KNOXVILLE, Tenn. — Steering a vehicle across Mars is no easy task, especially when the driver is on Earth, a University of Tennessee geologist on NASA’s Mars Pathfinder team said Wednesday.
Dr. Hap McSween has been training at NASA’s Jet Propulsion Labs in Pasadena, Calif., for the mission set to land July 4.
McSween said the probe’s instruments are “superbly capable” of locating and analyzing Martian rock chemistry.
However, scientists’ ability to maneuver a NASA rover via remote-control 120 million miles away is not.
“The weak link is probably our ability to place the instrument against a rock,” McSween said. “Driving the rover by remote control has proven to be a great challenge in training exercises because it’s not in real time.”
McSween said that after spying a promising rock through a camera on the lander, scientists will send command messages which take 20-30 minutes to reach the rover. After the command is executed, another image must be relayed to see if it worked, he said.
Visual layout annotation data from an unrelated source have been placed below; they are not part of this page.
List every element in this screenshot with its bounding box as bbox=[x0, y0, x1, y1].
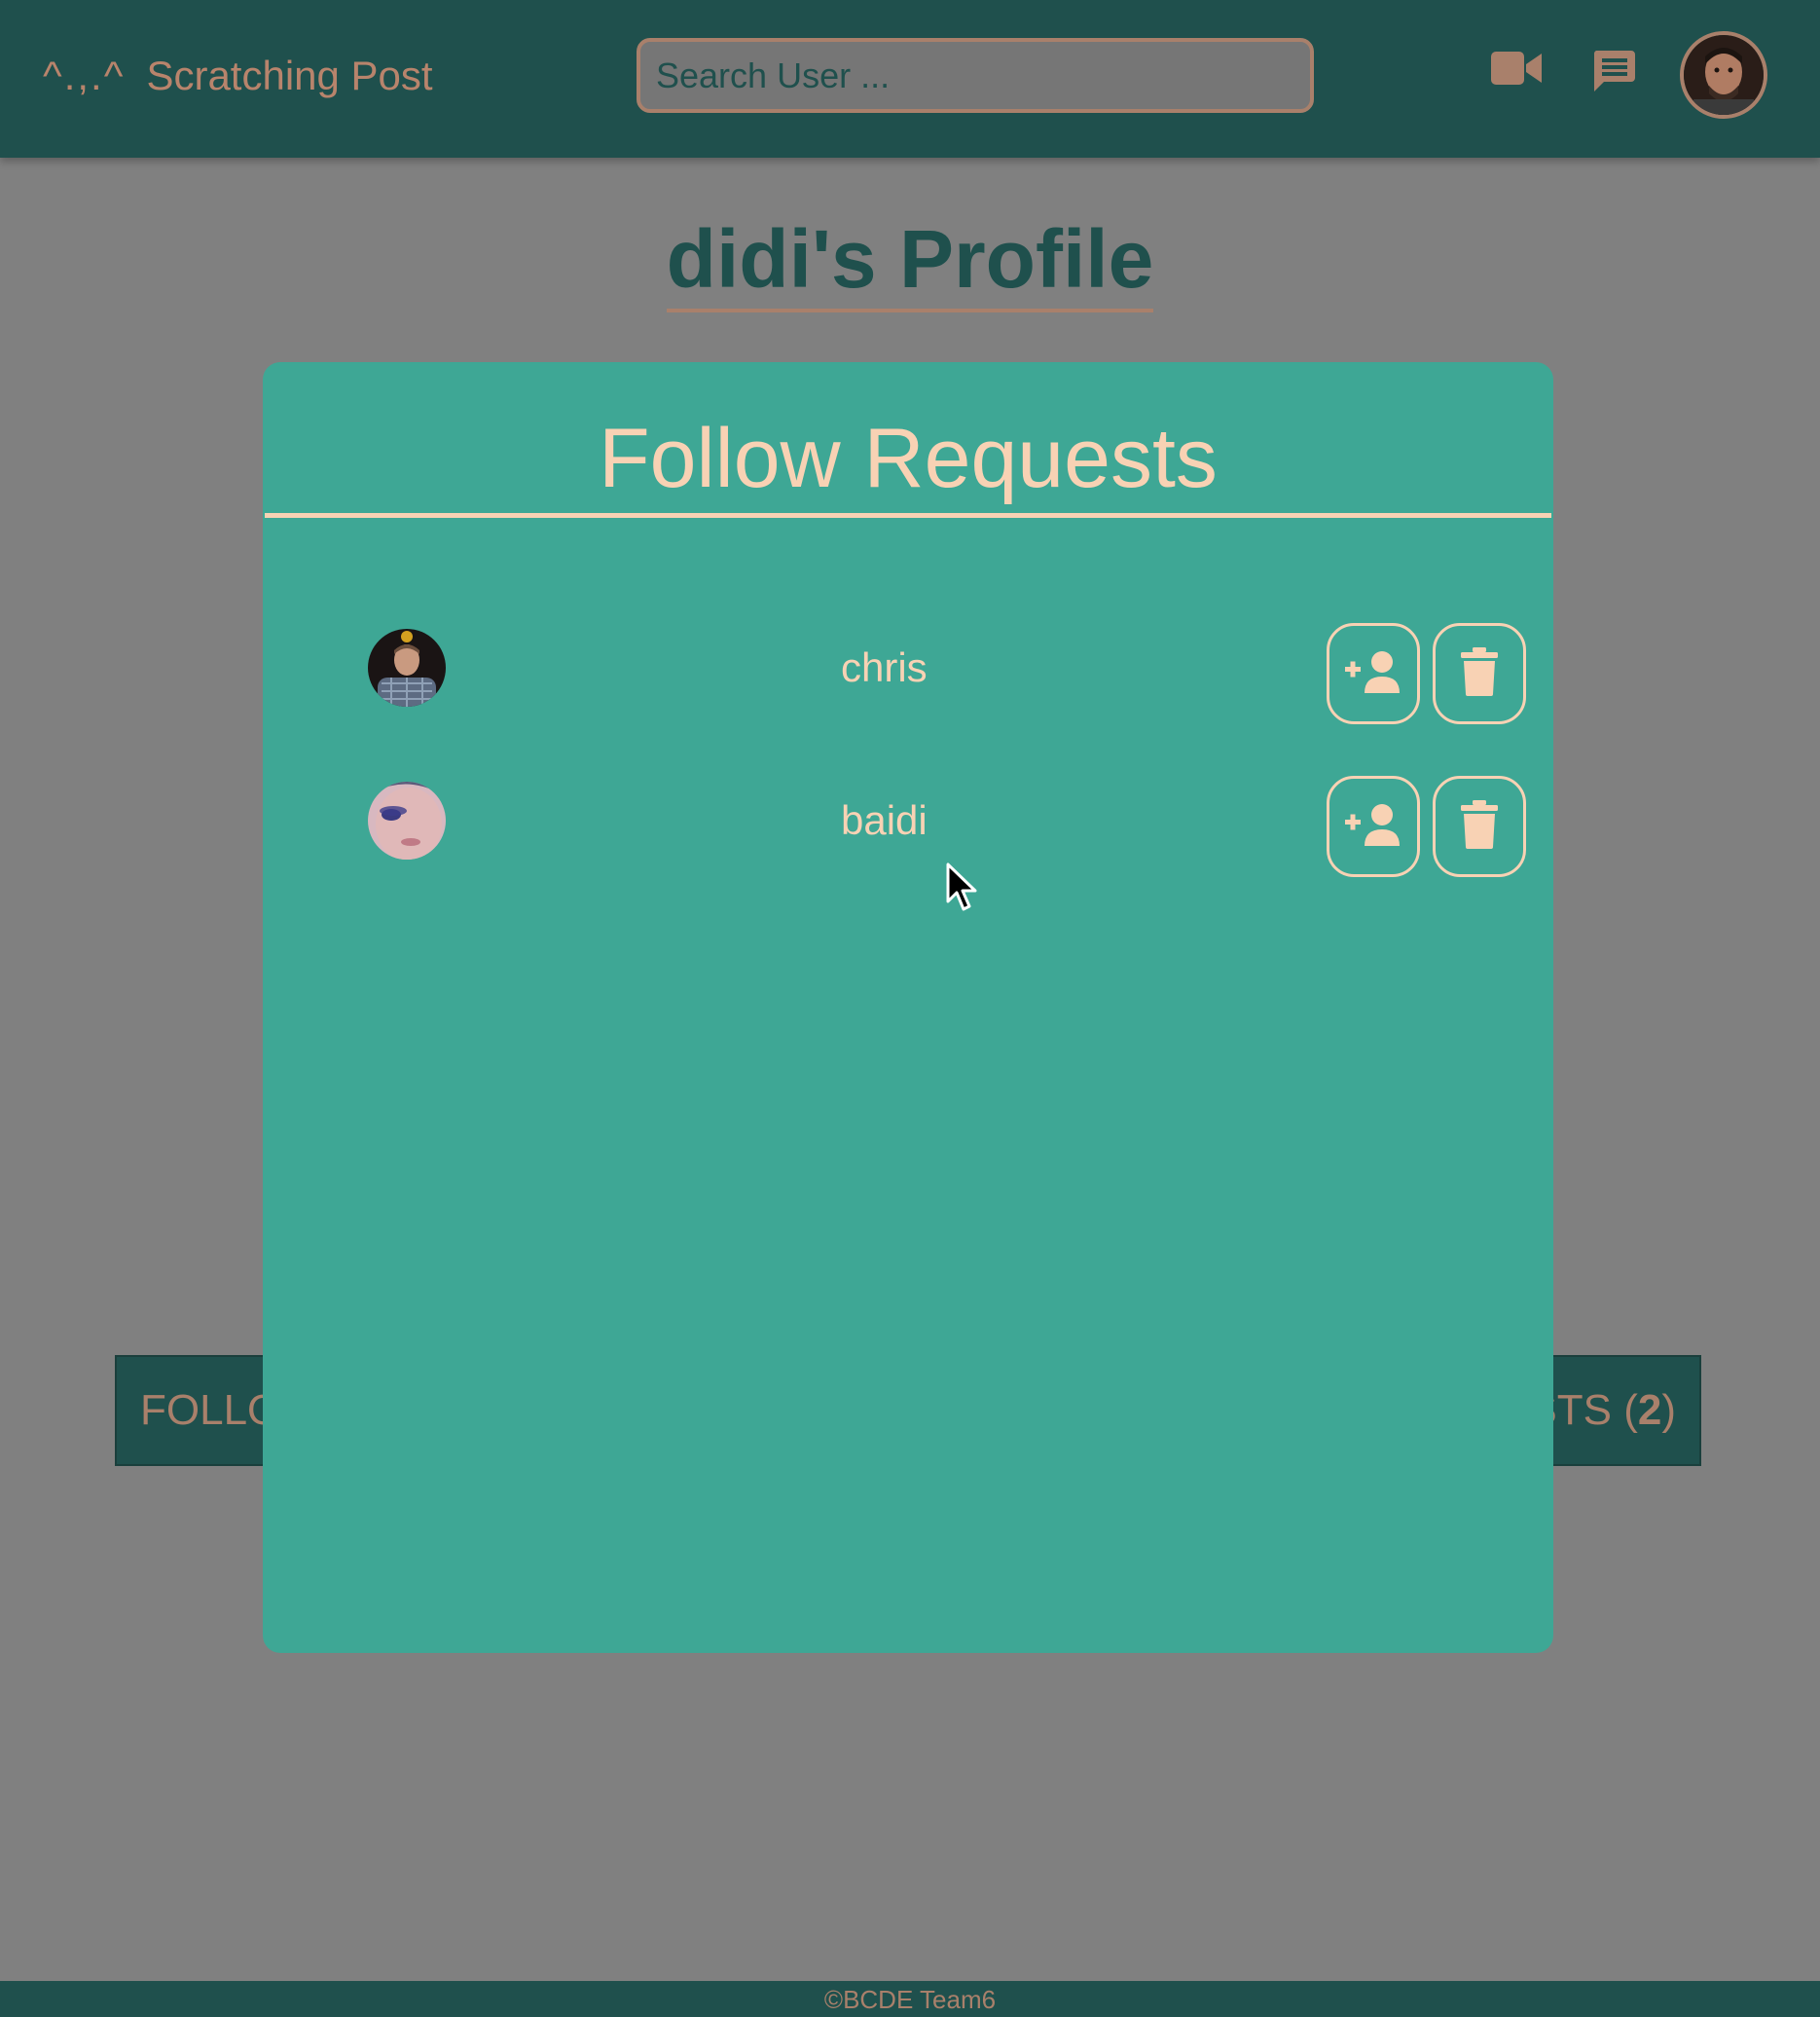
footer-text: ©BCDE Team6 bbox=[823, 1985, 997, 2014]
app-title: Scratching Post bbox=[146, 53, 433, 98]
requester-name: chris bbox=[841, 644, 928, 690]
follow-requests-modal: Follow Requests chris baidi bbox=[263, 362, 1553, 1653]
user-avatar[interactable] bbox=[1680, 31, 1767, 119]
add-user-icon bbox=[1343, 648, 1403, 700]
delete-request-button[interactable] bbox=[1433, 776, 1526, 877]
accept-request-button[interactable] bbox=[1327, 776, 1420, 877]
requester-avatar[interactable] bbox=[368, 629, 446, 707]
page-title-text: didi's Profile bbox=[666, 212, 1154, 312]
requests-button-label: STS ( bbox=[1549, 1386, 1638, 1434]
footer: ©BCDE Team6 bbox=[0, 1981, 1820, 2017]
video-camera-icon[interactable] bbox=[1491, 49, 1542, 92]
request-row: chris bbox=[263, 623, 1553, 724]
add-user-icon bbox=[1343, 801, 1403, 853]
modal-title: Follow Requests bbox=[599, 412, 1218, 505]
top-navbar: ^.,.^ Scratching Post bbox=[0, 0, 1820, 158]
requests-button[interactable]: STS (2) bbox=[1547, 1355, 1701, 1466]
requests-button-label-end: ) bbox=[1661, 1386, 1676, 1434]
requester-avatar[interactable] bbox=[368, 782, 446, 860]
chat-icon[interactable] bbox=[1592, 49, 1635, 96]
accept-request-button[interactable] bbox=[1327, 623, 1420, 724]
followers-button-label: FOLLO bbox=[140, 1386, 267, 1434]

“It’s not like driving in real time,” he said. “The rover team is having a very difficult time being able to place this instrument on a rock.”
McSween will analyze geological data collected from a dried river bed in Mars’ Southern Highlands. The only known sample from that region is the meteorite AL84001, which a NASA team said held evidence of life on Mars.
McSween disputed that claim, but said other rocks from the area could hold more conclusive evidence about life on Mars.
“This is a chance to look at more of those rocks, and I’m sure that (AL84001) is not representative of all the rocks in these highlands,” McSween said.
“If our instruments can be brought to bear, we will get an amazing amount of wonderful information about the nature of these rocks and soils.”